Reprochant aux vendeurs et aux notaires d'avoir respectivement vendu et reçu la vente d'un bien intégrant une surface correspondant à des parties communes qu'elle avait dû acquérir ultérieurement du syndicat des copropriétaires, l'acquéreur les a assignés en indemnisation de ses préjudices.

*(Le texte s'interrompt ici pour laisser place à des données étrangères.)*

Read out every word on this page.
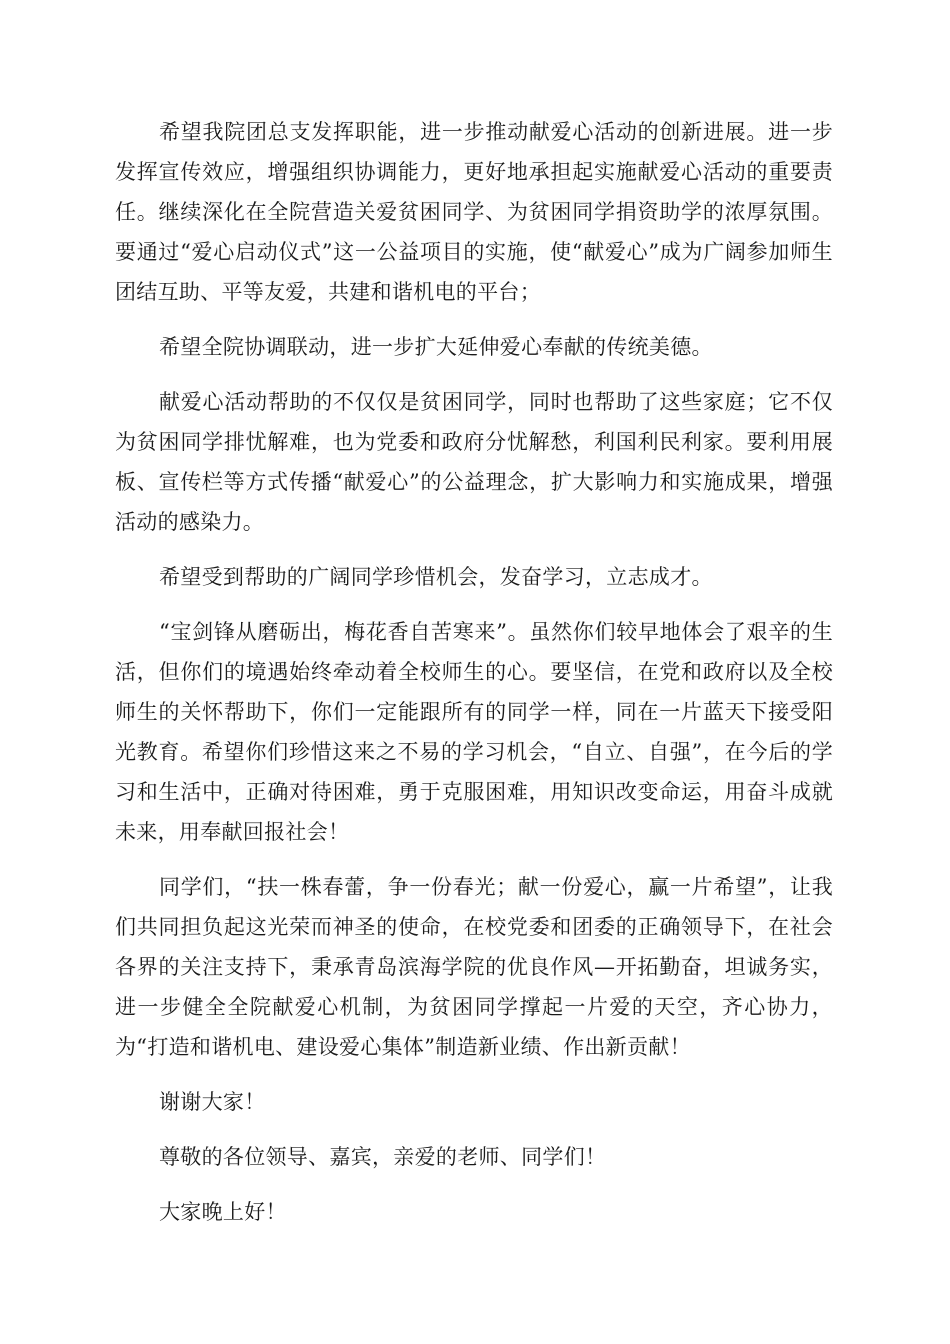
希望我院团总支发挥职能，进一步推动献爱心活动的创新进展。进一步发挥宣传效应，增强组织协调能力，更好地承担起实施献爱心活动的重要责任。继续深化在全院营造关爱贫困同学、为贫困同学捐资助学的浓厚氛围。要通过“爱心启动仪式”这一公益项目的实施，使“献爱心”成为广阔参加师生团结互助、平等友爱，共建和谐机电的平台；

希望全院协调联动，进一步扩大延伸爱心奉献的传统美德。

献爱心活动帮助的不仅仅是贫困同学，同时也帮助了这些家庭；它不仅为贫困同学排忧解难，也为党委和政府分忧解愁，利国利民利家。要利用展板、宣传栏等方式传播“献爱心”的公益理念，扩大影响力和实施成果，增强活动的感染力。

希望受到帮助的广阔同学珍惜机会，发奋学习，立志成才。

“宝剑锋从磨砺出，梅花香自苦寒来”。虽然你们较早地体会了艰辛的生活，但你们的境遇始终牵动着全校师生的心。要坚信，在党和政府以及全校师生的关怀帮助下，你们一定能跟所有的同学一样，同在一片蓝天下接受阳光教育。希望你们珍惜这来之不易的学习机会，“自立、自强”，在今后的学习和生活中，正确对待困难，勇于克服困难，用知识改变命运，用奋斗成就未来，用奉献回报社会！

同学们，“扶一株春蕾，争一份春光；献一份爱心，赢一片希望”，让我们共同担负起这光荣而神圣的使命，在校党委和团委的正确领导下，在社会各界的关注支持下，秉承青岛滨海学院的优良作风—开拓勤奋，坦诚务实，进一步健全全院献爱心机制，为贫困同学撑起一片爱的天空，齐心协力，为“打造和谐机电、建设爱心集体”制造新业绩、作出新贡献！

谢谢大家！

尊敬的各位领导、嘉宾，亲爱的老师、同学们！

大家晚上好！
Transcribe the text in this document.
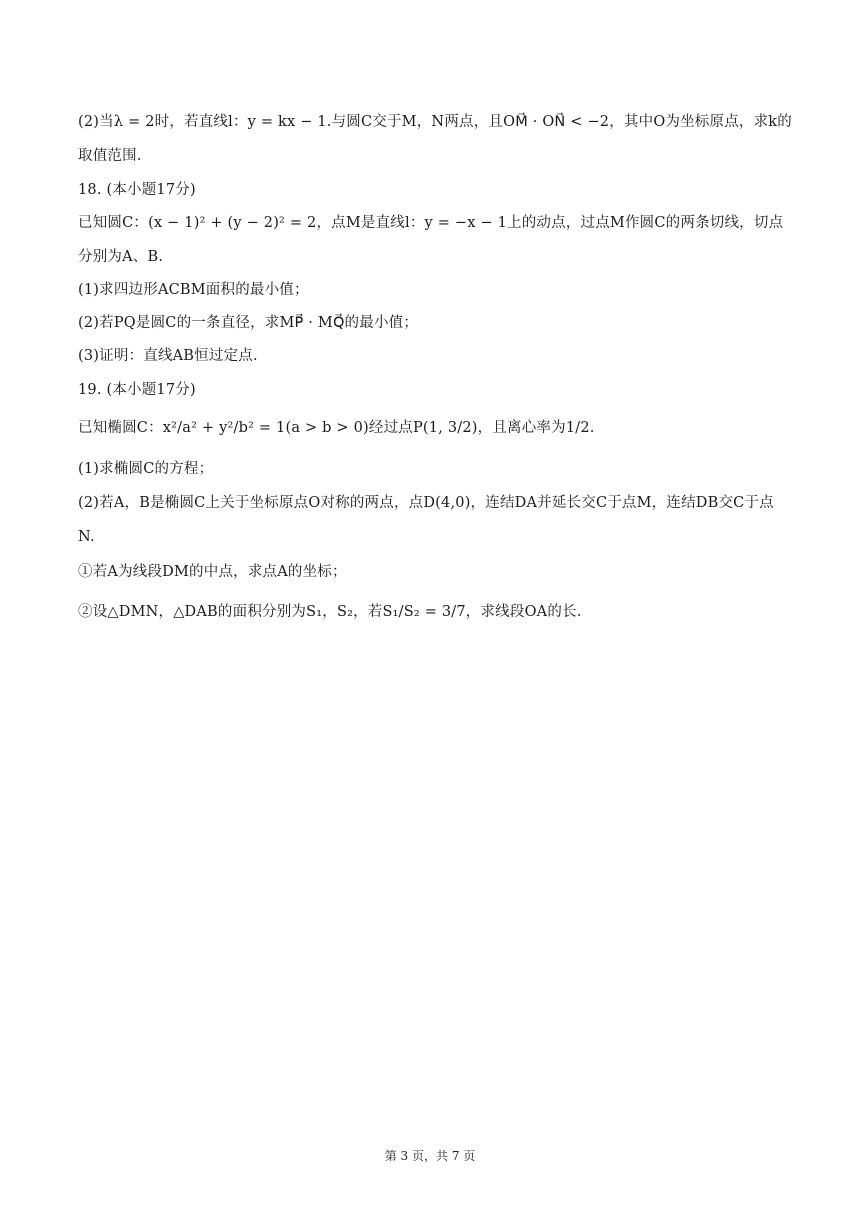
(2)当λ = 2时，若直线l：y = kx − 1.与圆C交于M，N两点，且OM⃗ · ON⃗ < −2，其中O为坐标原点，求k的
取值范围.
18. (本小题17分)
已知圆C：(x − 1)² + (y − 2)² = 2，点M是直线l：y = −x − 1上的动点，过点M作圆C的两条切线，切点
分别为A、B.
(1)求四边形ACBM面积的最小值；
(2)若PQ是圆C的一条直径，求MP⃗ · MQ⃗的最小值；
(3)证明：直线AB恒过定点.
19. (本小题17分)
已知椭圆C：x²/a² + y²/b² = 1(a > b > 0)经过点P(1, 3/2)，且离心率为1/2.
(1)求椭圆C的方程；
(2)若A，B是椭圆C上关于坐标原点O对称的两点，点D(4,0)，连结DA并延长交C于点M，连结DB交C于点
N.
①若A为线段DM的中点，求点A的坐标；
②设△DMN，△DAB的面积分别为S₁，S₂，若S₁/S₂ = 3/7，求线段OA的长.
第 3 页，共 7 页
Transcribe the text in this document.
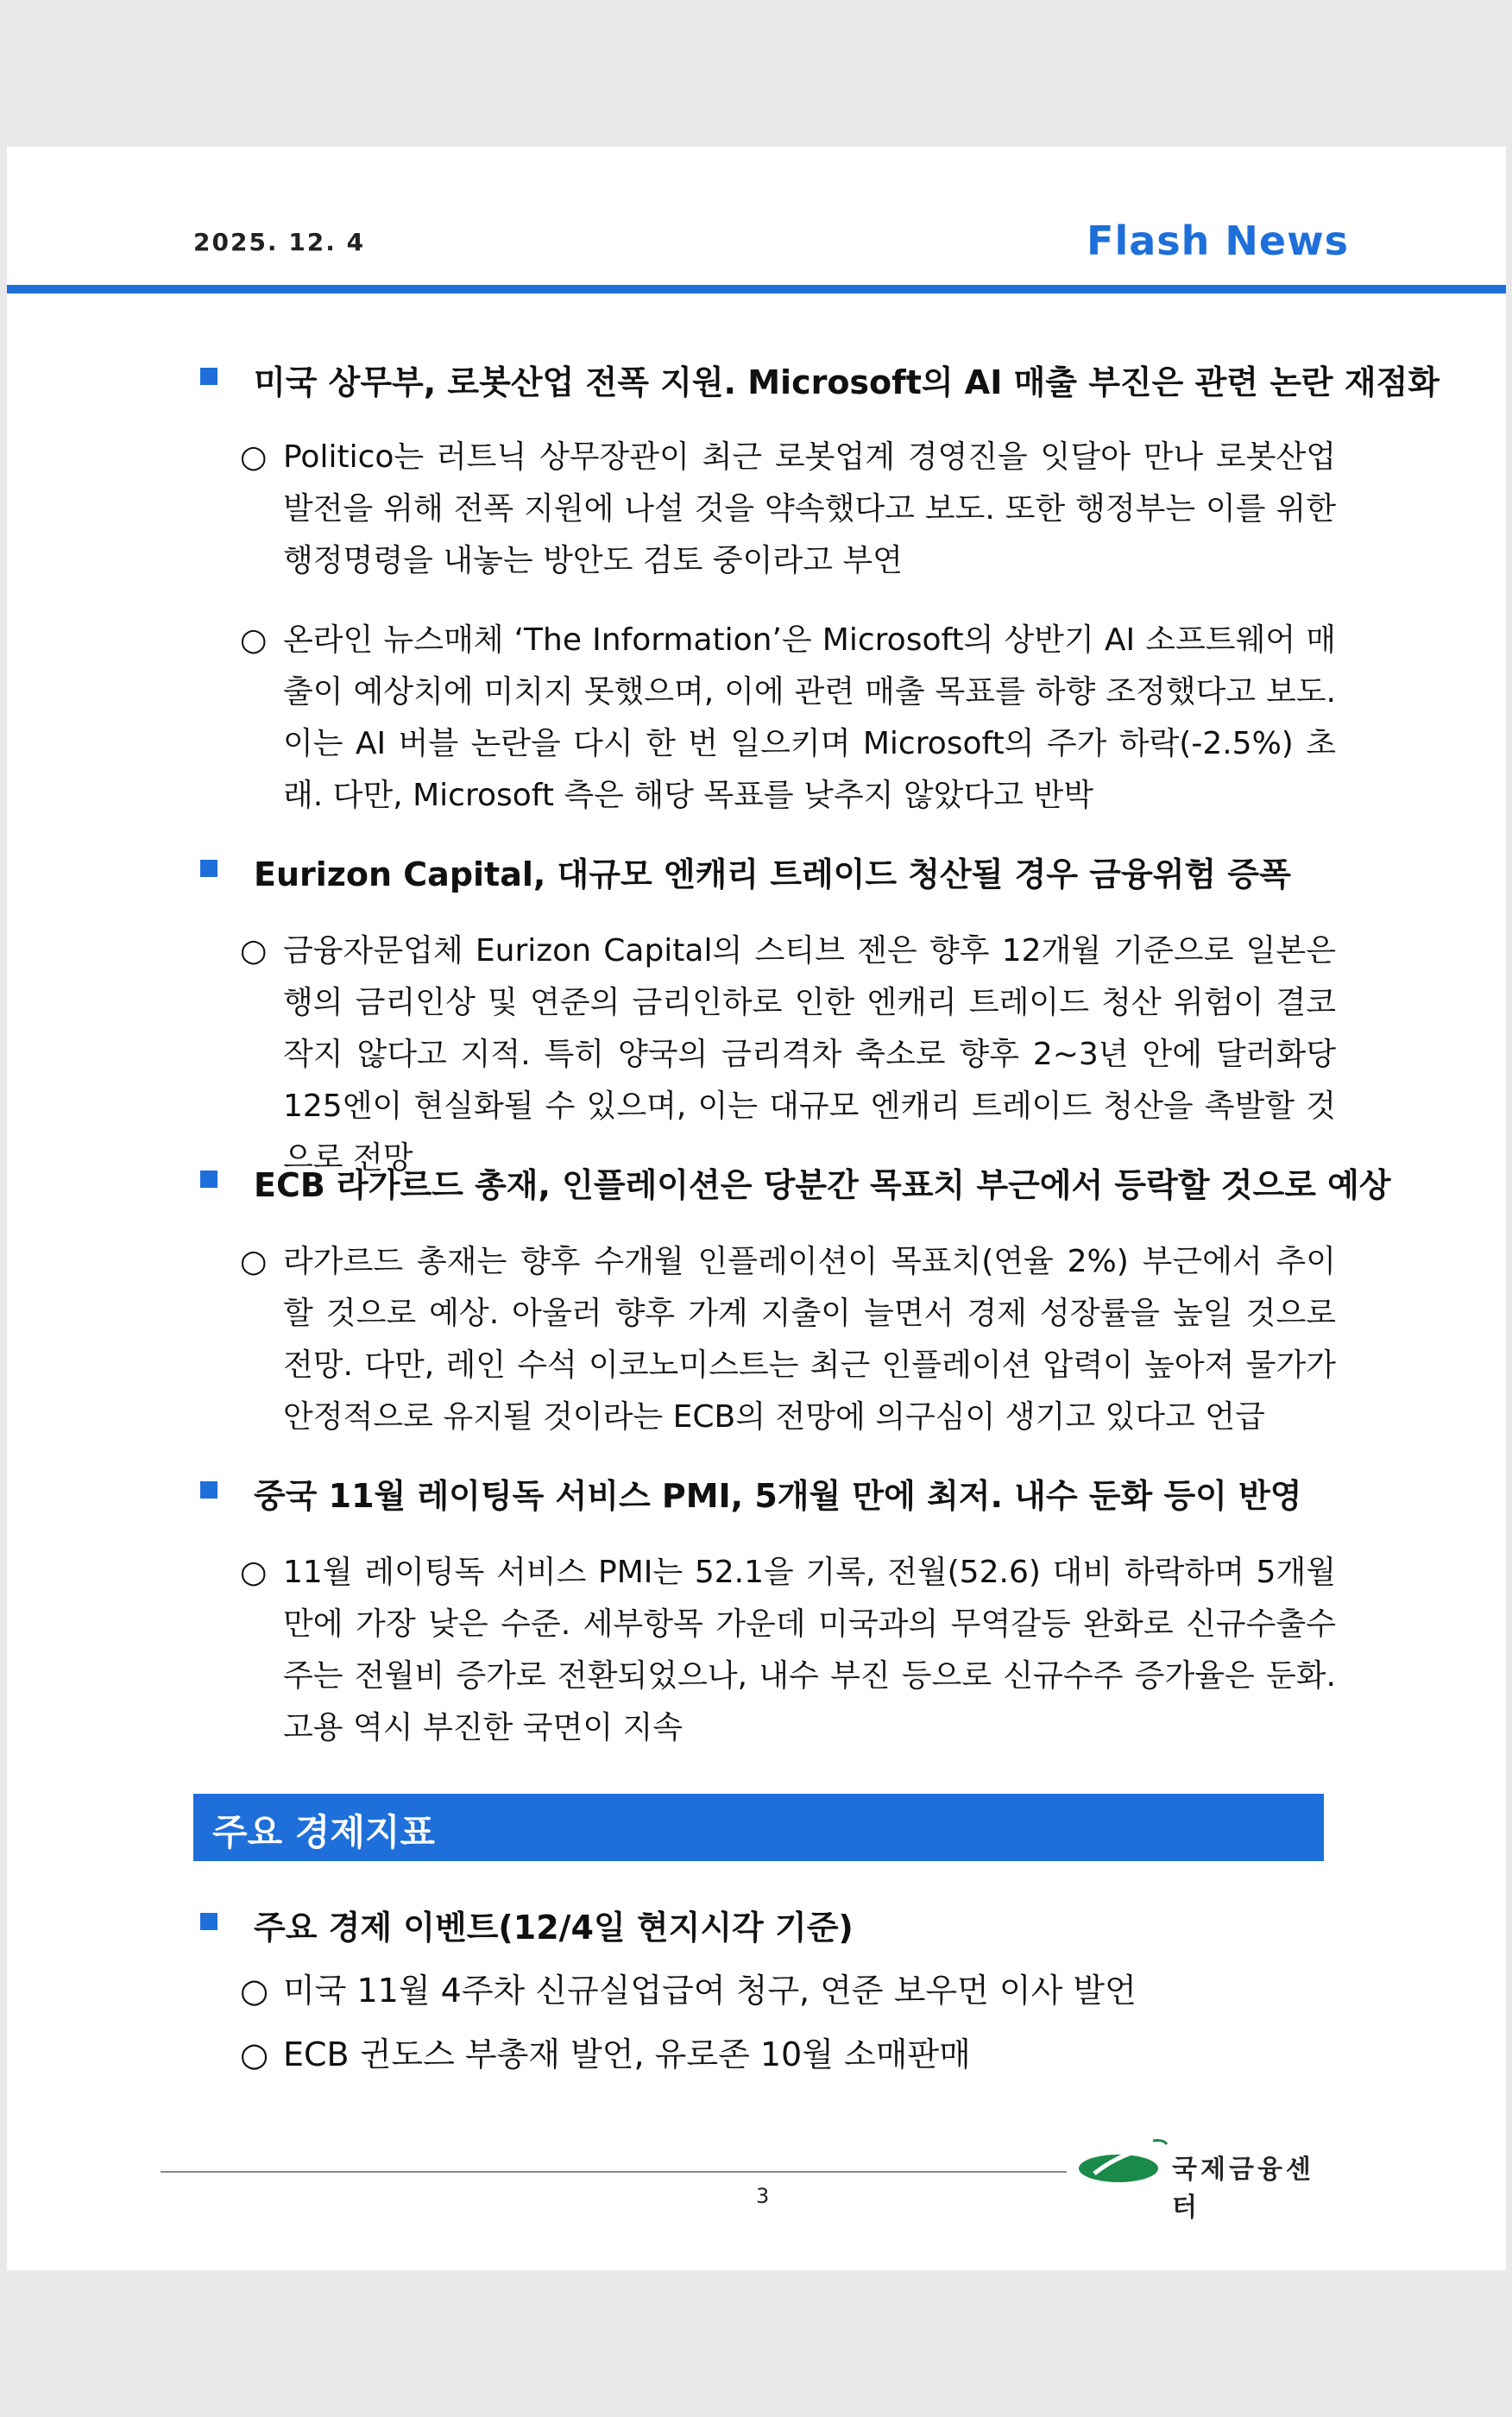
2025. 12. 4	Flash News
미국 상무부, 로봇산업 전폭 지원. Microsoft의 AI 매출 부진은 관련 논란 재점화
○ Politico는 러트닉 상무장관이 최근 로봇업계 경영진을 잇달아 만나 로봇산업 발전을 위해 전폭 지원에 나설 것을 약속했다고 보도. 또한 행정부는 이를 위한 행정명령을 내놓는 방안도 검토 중이라고 부연
○ 온라인 뉴스매체 ‘The Information’은 Microsoft의 상반기 AI 소프트웨어 매출이 예상치에 미치지 못했으며, 이에 관련 매출 목표를 하향 조정했다고 보도. 이는 AI 버블 논란을 다시 한 번 일으키며 Microsoft의 주가 하락(-2.5%) 초래. 다만, Microsoft 측은 해당 목표를 낮추지 않았다고 반박
Eurizon Capital, 대규모 엔캐리 트레이드 청산될 경우 금융위험 증폭
○ 금융자문업체 Eurizon Capital의 스티브 젠은 향후 12개월 기준으로 일본은행의 금리인상 및 연준의 금리인하로 인한 엔캐리 트레이드 청산 위험이 결코 작지 않다고 지적. 특히 양국의 금리격차 축소로 향후 2~3년 안에 달러화당 125엔이 현실화될 수 있으며, 이는 대규모 엔캐리 트레이드 청산을 촉발할 것으로 전망
ECB 라가르드 총재, 인플레이션은 당분간 목표치 부근에서 등락할 것으로 예상
○ 라가르드 총재는 향후 수개월 인플레이션이 목표치(연율 2%) 부근에서 추이할 것으로 예상. 아울러 향후 가계 지출이 늘면서 경제 성장률을 높일 것으로 전망. 다만, 레인 수석 이코노미스트는 최근 인플레이션 압력이 높아져 물가가 안정적으로 유지될 것이라는 ECB의 전망에 의구심이 생기고 있다고 언급
중국 11월 레이팅독 서비스 PMI, 5개월 만에 최저. 내수 둔화 등이 반영
○ 11월 레이팅독 서비스 PMI는 52.1을 기록, 전월(52.6) 대비 하락하며 5개월 만에 가장 낮은 수준. 세부항목 가운데 미국과의 무역갈등 완화로 신규수출수주는 전월비 증가로 전환되었으나, 내수 부진 등으로 신규수주 증가율은 둔화. 고용 역시 부진한 국면이 지속
주요 경제지표
주요 경제 이벤트(12/4일 현지시각 기준)
○ 미국 11월 4주차 신규실업급여 청구, 연준 보우먼 이사 발언
○ ECB 귄도스 부총재 발언, 유로존 10월 소매판매
3
국제금융센터
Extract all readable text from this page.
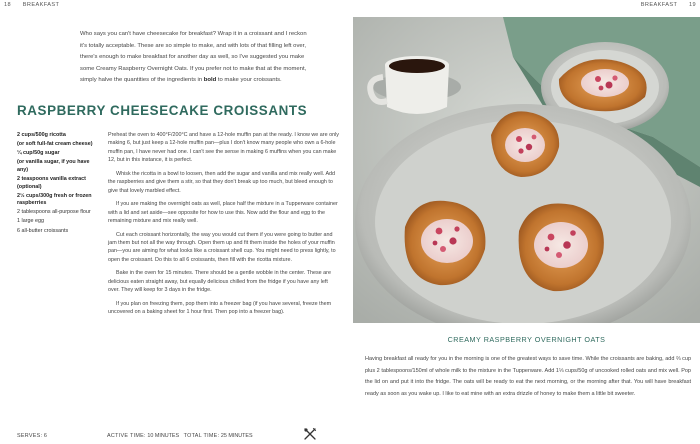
18 BREAKFAST
Who says you can't have cheesecake for breakfast? Wrap it in a croissant and I reckon it's totally acceptable. These are so simple to make, and with lots of that filling left over, there's enough to make breakfast for another day as well, so I've suggested you make some Creamy Raspberry Overnight Oats. If you prefer not to make that at the moment, simply halve the quantities of the ingredients in bold to make your croissants.
RASPBERRY CHEESECAKE CROISSANTS
2 cups/500g ricotta
(or soft full-fat cream cheese)
¼ cup/50g sugar
(or vanilla sugar, if you have any)
2 teaspoons vanilla extract (optional)
2½ cups/300g fresh or frozen raspberries
2 tablespoons all-purpose flour
1 large egg
6 all-butter croissants

Preheat the oven to 400°F/200°C and have a 12-hole muffin pan at the ready. I know we are only making 6, but just keep a 12-hole muffin pan—plus I don't know many people who own a 6-hole muffin pan, I have never had one. I can't see the sense in making 6 muffins when you can make 12, but in this instance, it is perfect.

Whisk the ricotta in a bowl to loosen, then add the sugar and vanilla and mix really well. Add the raspberries and give them a stir, so that they don't break up too much, but bleed enough to give that lovely marbled effect.

If you are making the overnight oats as well, place half the mixture in a Tupperware container with a lid and set aside—see opposite for how to use this. Now add the flour and egg to the remaining mixture and mix really well.

Cut each croissant horizontally, the way you would cut them if you were going to butter and jam them but not all the way through. Open them up and fit them inside the holes of your muffin pan—you are aiming for what looks like a croissant shell cup. You might need to press lightly, to open the croissant. Do this to all 6 croissants, then fill with the ricotta mixture.

Bake in the oven for 15 minutes. There should be a gentle wobble in the center. These are delicious eaten straight away, but equally delicious chilled from the fridge if you have any left over. They will keep for 3 days in the fridge.

If you plan on freezing them, pop them into a freezer bag (if you have several, freeze them uncovered on a baking sheet for 1 hour first. Then pop into a freezer bag).

SERVES: 6	ACTIVE TIME: 10 MINUTES TOTAL TIME: 25 MINUTES
BREAKFAST 19
CREAMY RASPBERRY OVERNIGHT OATS
Having breakfast all ready for you in the morning is one of the greatest ways to save time. While the croissants are baking, add ⅔ cup plus 2 tablespoons/150ml of whole milk to the mixture in the Tupperware. Add 1⅓ cups/50g of uncooked rolled oats and mix well. Pop the lid on and put it into the fridge. The oats will be ready to eat the next morning, or the morning after that. You will have breakfast ready as soon as you wake up. I like to eat mine with an extra drizzle of honey to make them a little bit sweeter.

Le vendeur a fait grief à l'arrêt d'appel de rejeter son recours en garantie à l'encontre des notaires, alors :
« 1/ que le notaire, tenu professionnellement de s'assurer de l'efficacité des actes qu'il rédige et d'éclairer les parties sur leur portée, leurs effets et leurs risques, doit vérifier par toutes investigations utiles l'étendue et la teneur des droits réels dont il authentifie la vente ; qu'en se fondant, pour écarter toute faute des notaires, sur le fait qu'ils n'auraient pas disposé d'autres éléments sur la conformation des lieux que ceux fournis à l'acquéreur, cependant que les notaires devaient, nonobstant cette circonstance, s'assurer de l'efficacité de l'acte qu'ils authentifiaient en procédant aux investigations qui auraient pu leur permettre de déceler que la réunion des deux lots vendus avait entraîné appropriation de parties communes, la cour d'appel s'est déterminée par un motif inopérant et a violé l'article 1382 (ancien) du code civil ;
2/ que, en tout état de cause, en écartant toute faute des notaires sans rechercher, comme ils y étaient invités, si ceux-ci n'avaient pas engagé leur responsabilité en s'abstenant de vérifier, d'une part, si les plans en possession des parties coïncidaient avec les plans du bureau des hypothèques et, d'autre part, si la surface des lots séparés correspondait à la surface des lots réunis, la cour d'appel a privé sa décision de base légale au regard de l'article 1382 (ancien) du code civil ;
3/ que le notaire, tenu professionnellement de s'assurer de l'efficacité des actes qu'il rédige et d'éclairer les parties sur leur portée, leurs effets et leurs risques, doit vérifier par toutes investigations utiles l'étendue et la teneur des droits réels dont il authentifie la vente ; qu'il est notamment tenu de vérifier, par toutes investigations utiles, les déclarations faites par le vendeur et qui, par leur nature ou leur portée juridique, conditionnent la validité ou l'efficacité de l'acte qu'il dresse ; qu'en se fondant, pour écarter toute faute des notaires, sur le fait que les vendeurs auraient déclaré que le bien vendu ne comprenait aucune surface résultant de l'appropriation de parties communes non autorisée et en retenant que les notaires n'avaient pas à vérifier les déclarations du vendeur, la cour d'appel a violé les dispositions de l'article 1382 (ancien) du code civil. »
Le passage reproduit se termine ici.